Unveiling the skin microbial guardians and assailants in psoriasis subtypes: a Mendelian randomization study.

Previous studies have shown an association between skin microbiota and psoriasis, but the causal relationship between skin microbiota and different psoriasis subtypes remains unexplored. Our study employed the Mendelian randomization (MR) method, using summary statistics from Genome-Wide Association Studies, to investigate the causal relationships between skin microbiota and different subtypes of psoriasis. The inverse variance weighted (IVW) method served as the primary method in our MR study. The MR-Egger intercept test, Cochran's Q test, MR-PRESSO test, and leave-one-out analysis were conducted for sensitive analyses. Bayesian weighted Mendelian randomization (BWMR) method was conducted to enhance our results. For psoriasis vulgaris, our results showed that asv016 [Enhydrobacter (unc.)], alphaproteobacteria, and asv070 [Veillonella (unc.)] may serve as protective factors. Meanwhile, asv009 [D. nitroreducens], asv010 [Staphylococcus (unc.)], Neisseriaceae, and clostridiales were found to be risk factors.
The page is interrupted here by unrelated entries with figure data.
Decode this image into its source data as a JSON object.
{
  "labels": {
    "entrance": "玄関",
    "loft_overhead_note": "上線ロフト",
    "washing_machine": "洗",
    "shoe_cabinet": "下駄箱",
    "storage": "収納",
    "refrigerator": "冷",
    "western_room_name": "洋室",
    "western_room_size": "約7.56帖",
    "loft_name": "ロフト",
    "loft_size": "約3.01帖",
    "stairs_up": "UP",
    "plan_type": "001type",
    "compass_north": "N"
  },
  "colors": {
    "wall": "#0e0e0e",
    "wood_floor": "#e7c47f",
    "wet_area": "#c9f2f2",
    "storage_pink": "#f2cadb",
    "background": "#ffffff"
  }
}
For guttate psoriasis, our findings suggested that asv023 [C. kroppenstedtii], asv039 [Acinetobacter (unc.)], bacteroidales, paracoccus, and betaproteobacteria may serve as protective factors, while asv008 [Staphylococcus (unc.)], asv061 [S. mitis], asv086 [A. johnsonii], finegoldia, and flavobacteriaceae emerged as potential risk factors. For generalized pustular psoriasis, our findings identified asv039 [Acinetobacter (unc.)], asv009 [D. nitroreducens], and Staphylococcus as potential protective factors, whereas asv016 [Enhydrobacter (unc.)], asv006 [S. hominis], bacteroidales, and bacteroides emerged as potential risk factors. For psoriatic arthropathies, our findings suggested that Propionibacterium, asv053 [Streptococcus (unc.)], asv093 [Staphylococcus (unc.)], rothia may serve as protective factors, while asv012 [S. hominis], corynebacterium, clostridiales, flavobacteriaceae, anaerococcus, asv013 [S. epidermidis] were associated with increased risk. Our findings suggest potential causal relationships between certain skin microbiota and different subtypes of psoriasis, highlighting their potential as novel biomarkers for diagnosing different subtypes of psoriasis, and offering promising avenues for developing microbiome-based diagnostics and targeted therapies for diverse psoriasis subtypes.